Au Togo, les organisateurs du 9e Congrès panafricain, prévu du 29 octobre au 02 novembre 2024 à Lomé, ont fait le point des préparatifs de cet événement majeur que le pays co-organise avec l’Union africaine (UA). Cette mise au point a eu lieu lors d’une rencontre avec la presse organisée le mardi 23 juillet 2024 dans la capitale togolaise.
À environ trois mois de l’ouverture du congrès, cinq conférences préparatoires ont été organisées dans les cinq régions d’Afrique.
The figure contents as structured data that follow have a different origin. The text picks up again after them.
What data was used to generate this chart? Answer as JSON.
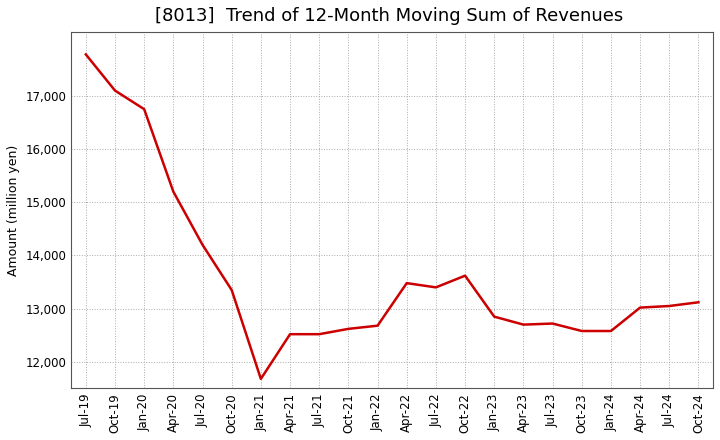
{
  "title": "[8013]  Trend of 12-Month Moving Sum of Revenues",
  "ylabel": "Amount (million yen)",
  "line_color": "#cc0000",
  "line_width": 1.8,
  "background_color": "#ffffff",
  "plot_bg_color": "#ffffff",
  "grid_color": "#aaaaaa",
  "grid_style": ":",
  "x_labels": [
    "Jul-19",
    "Oct-19",
    "Jan-20",
    "Apr-20",
    "Jul-20",
    "Oct-20",
    "Jan-21",
    "Apr-21",
    "Jul-21",
    "Oct-21",
    "Jan-22",
    "Apr-22",
    "Jul-22",
    "Oct-22",
    "Jan-23",
    "Apr-23",
    "Jul-23",
    "Oct-23",
    "Jan-24",
    "Apr-24",
    "Jul-24",
    "Oct-24"
  ],
  "y_values": [
    17780,
    17100,
    16750,
    15200,
    14200,
    13350,
    11680,
    12520,
    12520,
    12620,
    12680,
    13480,
    13400,
    13620,
    12850,
    12700,
    12720,
    12580,
    12580,
    13020,
    13050,
    13120
  ],
  "ylim": [
    11500,
    18200
  ],
  "yticks": [
    12000,
    13000,
    14000,
    15000,
    16000,
    17000
  ],
  "title_fontsize": 13,
  "axis_fontsize": 9,
  "tick_fontsize": 8.5
}
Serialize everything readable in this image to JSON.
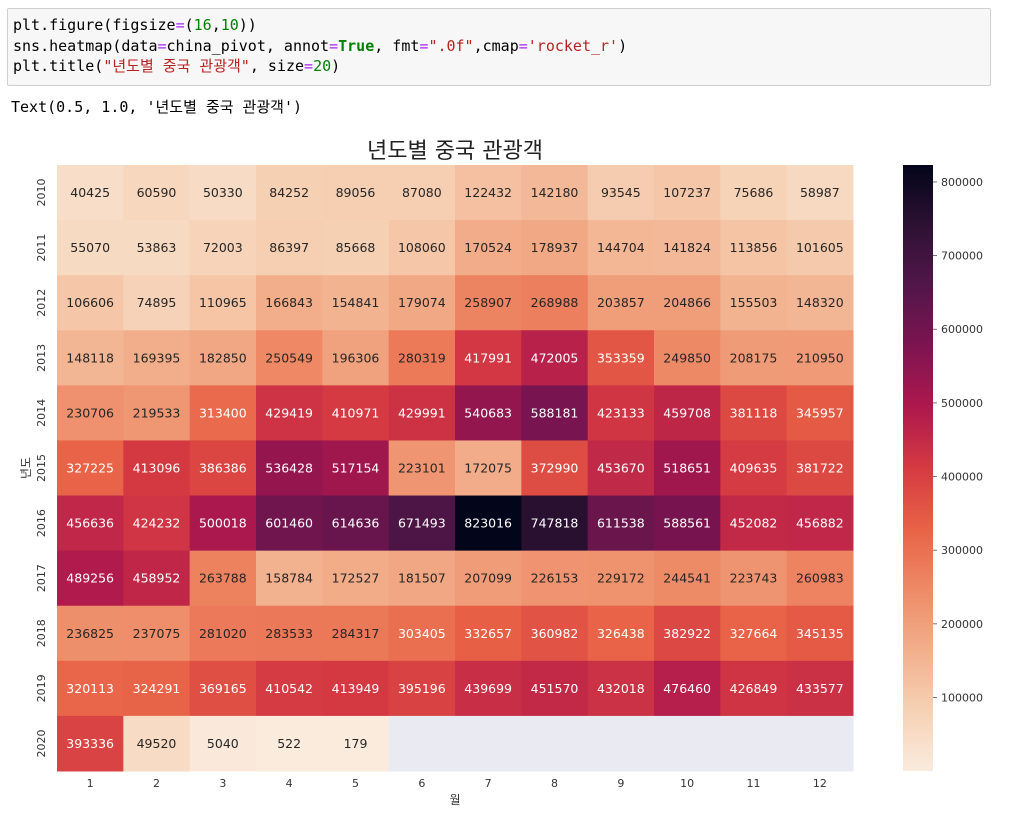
{
  "code_cell": {
    "lines": [
      [
        {
          "t": "plt.figure(figsize",
          "c": ""
        },
        {
          "t": "=",
          "c": "op"
        },
        {
          "t": "(",
          "c": ""
        },
        {
          "t": "16",
          "c": "num"
        },
        {
          "t": ",",
          "c": ""
        },
        {
          "t": "10",
          "c": "num"
        },
        {
          "t": "))",
          "c": ""
        }
      ],
      [
        {
          "t": "sns.heatmap(data",
          "c": ""
        },
        {
          "t": "=",
          "c": "op"
        },
        {
          "t": "china_pivot, annot",
          "c": ""
        },
        {
          "t": "=",
          "c": "op"
        },
        {
          "t": "True",
          "c": "kw"
        },
        {
          "t": ", fmt",
          "c": ""
        },
        {
          "t": "=",
          "c": "op"
        },
        {
          "t": "\".0f\"",
          "c": "str"
        },
        {
          "t": ",cmap",
          "c": ""
        },
        {
          "t": "=",
          "c": "op"
        },
        {
          "t": "'rocket_r'",
          "c": "str"
        },
        {
          "t": ")",
          "c": ""
        }
      ],
      [
        {
          "t": "plt.title(",
          "c": ""
        },
        {
          "t": "\"년도별 중국 관광객\"",
          "c": "str"
        },
        {
          "t": ", size",
          "c": ""
        },
        {
          "t": "=",
          "c": "op"
        },
        {
          "t": "20",
          "c": "num"
        },
        {
          "t": ")",
          "c": ""
        }
      ]
    ]
  },
  "output_text": "Text(0.5, 1.0, '년도별 중국 관광객')",
  "chart_data": {
    "type": "heatmap",
    "title": "년도별 중국 관광객",
    "xlabel": "월",
    "ylabel": "년도",
    "x_categories": [
      "1",
      "2",
      "3",
      "4",
      "5",
      "6",
      "7",
      "8",
      "9",
      "10",
      "11",
      "12"
    ],
    "y_categories": [
      "2010",
      "2011",
      "2012",
      "2013",
      "2014",
      "2015",
      "2016",
      "2017",
      "2018",
      "2019",
      "2020"
    ],
    "values": [
      [
        40425,
        60590,
        50330,
        84252,
        89056,
        87080,
        122432,
        142180,
        93545,
        107237,
        75686,
        58987
      ],
      [
        55070,
        53863,
        72003,
        86397,
        85668,
        108060,
        170524,
        178937,
        144704,
        141824,
        113856,
        101605
      ],
      [
        106606,
        74895,
        110965,
        166843,
        154841,
        179074,
        258907,
        268988,
        203857,
        204866,
        155503,
        148320
      ],
      [
        148118,
        169395,
        182850,
        250549,
        196306,
        280319,
        417991,
        472005,
        353359,
        249850,
        208175,
        210950
      ],
      [
        230706,
        219533,
        313400,
        429419,
        410971,
        429991,
        540683,
        588181,
        423133,
        459708,
        381118,
        345957
      ],
      [
        327225,
        413096,
        386386,
        536428,
        517154,
        223101,
        172075,
        372990,
        453670,
        518651,
        409635,
        381722
      ],
      [
        456636,
        424232,
        500018,
        601460,
        614636,
        671493,
        823016,
        747818,
        611538,
        588561,
        452082,
        456882
      ],
      [
        489256,
        458952,
        263788,
        158784,
        172527,
        181507,
        207099,
        226153,
        229172,
        244541,
        223743,
        260983
      ],
      [
        236825,
        237075,
        281020,
        283533,
        284317,
        303405,
        332657,
        360982,
        326438,
        382922,
        327664,
        345135
      ],
      [
        320113,
        324291,
        369165,
        410542,
        413949,
        395196,
        439699,
        451570,
        432018,
        476460,
        426849,
        433577
      ],
      [
        393336,
        49520,
        5040,
        522,
        179,
        null,
        null,
        null,
        null,
        null,
        null,
        null
      ]
    ],
    "colorbar": {
      "min": 179,
      "max": 823016,
      "ticks": [
        100000,
        200000,
        300000,
        400000,
        500000,
        600000,
        700000,
        800000
      ],
      "cmap": "rocket_r"
    },
    "missing_color": "#eaeaf2"
  }
}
Ces conférences ont donné lieu à des déclarations recommandant la participation des dirigeants de tous les États africains à ce congrès et l’approbation des conclusions issues des travaux par l’Union Africaine.
Une sixième et dernière conférence préparatoire destinée à la diaspora est prévue à Bahia, au Brésil, du 29 au 31 août 2024, sous le thème ″Mémoires, restitutions, réparations et reconstruction″.
Afognon Sédaminou, point focal chargé de la préparation, a expliqué l’importance de ces pré-congrès : « L’intérêt de ces pré-congrès, c’est de rendre le 9e congrès panafricain véritablement inclusif, c’est d’en faire un congrès des peuples. L’objectif, c’est que les États, les associations, les groupes privés, les universitaires, etc. participent et fassent un certain nombre de recommandations qui seront reversées dans le cadre du congrès de Lomé. »
En plus des rencontres préparatoires, l’équipe d’organisation a annoncé la clôture de l’appel à candidature des jeunes pour participer à l’événement. Au total, 20 jeunes ont été sélectionnés, issus d’Afrique de l’Ouest (08), d’Afrique centrale (04), d’Afrique de l’Est (04), d’Afrique australe (02), d’Afrique du Nord (01), et de la diaspora et des communautés afro-descendantes (01).
Le 9è Congrès panafricain se déroulera autour du thème « Renouveau du panafricanisme et rôle de l’Afrique dans la réforme des institutions multilatérales : mobiliser les ressources et se réinventer pour agir ». Cette rencontre promet de rassembler une diversité d’acteurs pour discuter et formuler des recommandations sur des enjeux cruciaux pour le continent africain.
Cet événement est une occasion unique pour les participants de s’engager dans des débats constructifs et de contribuer à l’élaboration de stratégies visant à renforcer le panafricanisme et à positionner l’Afrique comme un acteur clé dans la réforme des institutions multilatérales.